Naturalmente la KEK non può tacere - e nei mesi scorsi non lo ha fatto - sulla crisi economica in atto, o sul futuro ambientale del nostro pianeta, oppure sulla povertà, o ancora le migrazioni. I lavori assembleari saranno utili però per definire insieme quali riteniamo essere le priorità rispetto alla necessità di far intendere la speranza di Dio per il suo popolo. In questo contesto il ruolo delle chiese è di far comprendere che Dio ha una speranza per l'umanità. Dobbiamo lanciare il suo messaggio e dire chiaro e forte che il Regno di Dio è possibile. Non dobbiamo rassegnarci alla fatalità del caso, alle crisi finanziare, alle divergenze tra Nord e Sud. Non dobbiamo rassegnarci al fatto che il nostro pianeta verrà distrutto per l'ingordigia di alcuni consumatori. Invece dobbiamo dire che la costruzione di un mondo più giusto e solidale è possibile, il regno di Dio è possibile, non si tratta di un'utopia, bensì di una realtà: questo è il messaggio di speranza che come chiese cristiane siamo chiamati a diffondere.
 
Recentemente la KEK si è impegnata molto sul fronte del dialogo tra cristiani e musulmani in Europa. C'è ancora molto lavoro da fare in questo campo?
Ce n'è ancora tantissimo: stiamo imparando solo adesso a conoscerci. Sotto un profilo religioso e culturale l'Islam in Europa è stato storicamente negletto. Ma se vogliamo aumentare l'efficacia nel dialogo, allora l'incontro con l'islam va assolutamente sviluppato anche in collaborazione con la chiesa cattolica. Si tratta di un campo di azione nel quale dovremmo mettere ancora più energie. Poi c'è da proseguire nel lavoro di sensibilizzazione presso le istituzioni europee, che sono ancora restie nell'includere nel dialogo interculturale anche quello interreligioso. Quello che a noi può sembrare un'ovvietà, a livello politico non sempre va da sé. La KEK, attraverso la sua Commissione Chiese e società, ha già lavorato in questa direzione e continuerà a farlo.
 
Lei ha dedicato sei anni della sua vita all'ecumenismo in Europa. Un ecumenismo con alti e bassi.

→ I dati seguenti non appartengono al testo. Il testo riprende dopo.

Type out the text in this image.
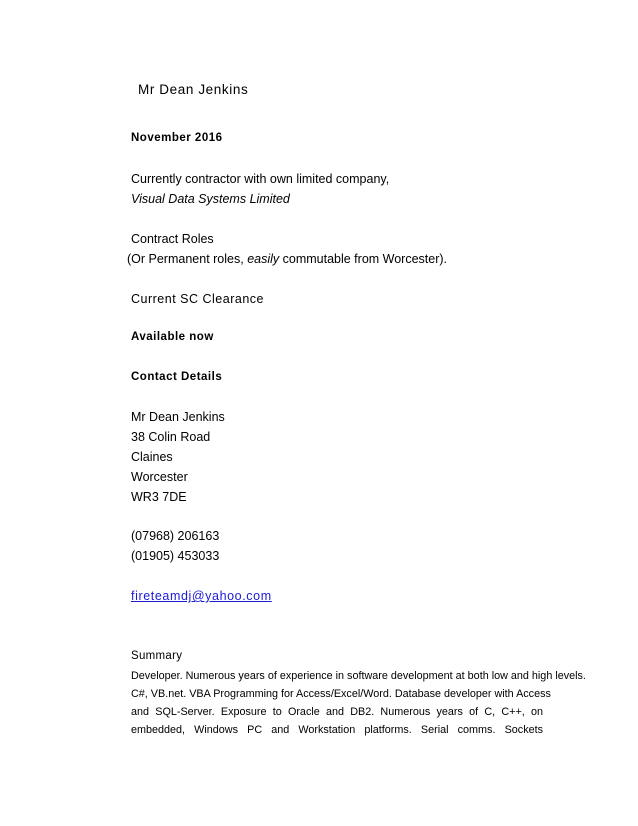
Mr Dean Jenkins

November 2016

Currently contractor with own limited company,

Visual Data Systems Limited

Contract Roles

(Or Permanent roles, easily commutable from Worcester).

Current SC Clearance

Available now

Contact Details

Mr Dean Jenkins

38 Colin Road

Claines

Worcester

WR3 7DE

(07968) 206163

(01905) 453033

fireteamdj@yahoo.com

Summary

Developer. Numerous years of experience in software development at both low and high levels.

C#, VB.net. VBA Programming for Access/Excel/Word. Database developer with Access

and SQL-Server. Exposure to Oracle and DB2. Numerous years of C, C++, on

embedded, Windows PC and Workstation platforms. Serial comms. Sockets
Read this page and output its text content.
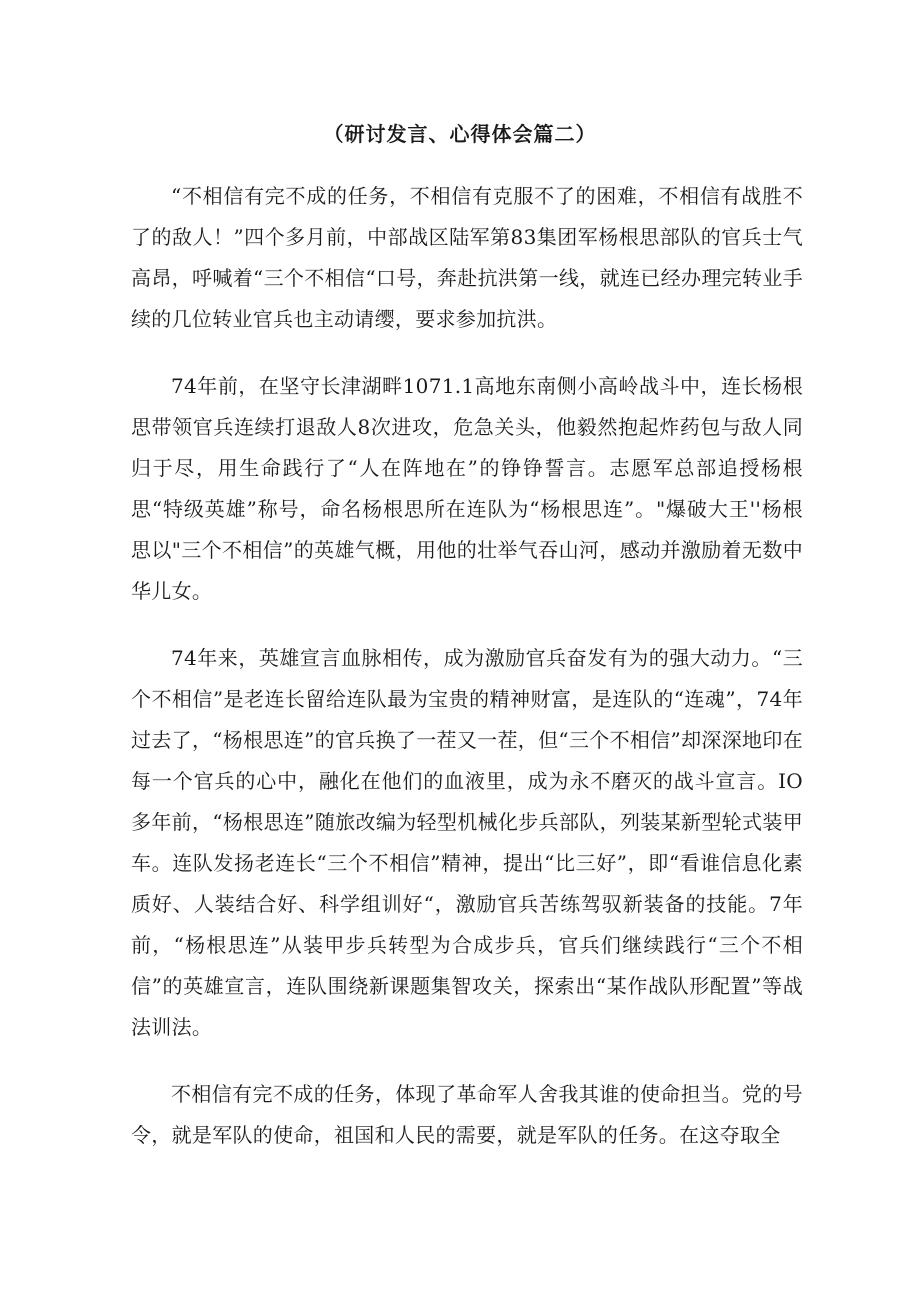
（研讨发言、心得体会篇二）

“不相信有完不成的任务，不相信有克服不了的困难，不相信有战胜不了的敌人！”四个多月前，中部战区陆军第83集团军杨根思部队的官兵士气高昂，呼喊着“三个不相信“口号，奔赴抗洪第一线，就连已经办理完转业手续的几位转业官兵也主动请缨，要求参加抗洪。

74年前，在坚守长津湖畔1071.1高地东南侧小高岭战斗中，连长杨根思带领官兵连续打退敌人8次进攻，危急关头，他毅然抱起炸药包与敌人同归于尽，用生命践行了“人在阵地在”的铮铮誓言。志愿军总部追授杨根思“特级英雄”称号，命名杨根思所在连队为“杨根思连”。"爆破大王''杨根思以"三个不相信”的英雄气概，用他的壮举气吞山河，感动并激励着无数中华儿女。

74年来，英雄宣言血脉相传，成为激励官兵奋发有为的强大动力。“三个不相信”是老连长留给连队最为宝贵的精神财富，是连队的“连魂”，74年过去了，“杨根思连”的官兵换了一茬又一茬，但“三个不相信”却深深地印在每一个官兵的心中，融化在他们的血液里，成为永不磨灭的战斗宣言。IO多年前，“杨根思连”随旅改编为轻型机械化步兵部队，列装某新型轮式装甲车。连队发扬老连长“三个不相信”精神，提出“比三好”，即“看谁信息化素质好、人装结合好、科学组训好“，激励官兵苦练驾驭新装备的技能。7年前，“杨根思连”从装甲步兵转型为合成步兵，官兵们继续践行“三个不相信”的英雄宣言，连队围绕新课题集智攻关，探索出“某作战队形配置”等战法训法。

不相信有完不成的任务，体现了革命军人舍我其谁的使命担当。党的号令，就是军队的使命，祖国和人民的需要，就是军队的任务。在这夺取全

Come vede il futuro del movimento ecumenico?
La battaglia ecumenica è senza fine, anche a causa e forse grazie alle tensioni ecclesiologiche e teologiche che esistono tra le varie confessioni. In questo senso mi ha senz'altro segnato la Terza assemblea ecumenica europea svoltasi nel 2007 a Sibiu in Romania. Credo che nonostante il raffreddamento sul piano ecumenico di cui tanto si parla, sia assolutamente necessario proseguire nel dibattito. Anche sulle questioni che più ci dividono e penso in particolare alla bioetica.
Ed allora ecco il ruolo della KEK: creare una cultura del dibattito. Va detto che questo stesso dibattito esiste anche in seno alla chiesa cattolica. Vorrei tanto che questi diversi dibattiti comunicassero tra loro. Il mio auspicio è poter condividere le nostre posizioni, riflettere, capire, anche se siamo in disaccordo, anche se rimaniamo sulle nostre posizioni. Non vi è nulla di più prezioso del confronto. Solo con un sano dibattito è possibile controbilanciare le derive integraliste e le correnti "nazional identitarie" e "tribali" interne alle chiese.
L'obiettivo della KEK è quello di facilitare le relazioni ecumeniche tra le chiese: non esiste un'altra ipotesi di lavoro. Sposiamo quella portata avanti a Sibiu, e che è quella di una testimonianza comune in base a quanto si afferma nella Charta Oecumenica.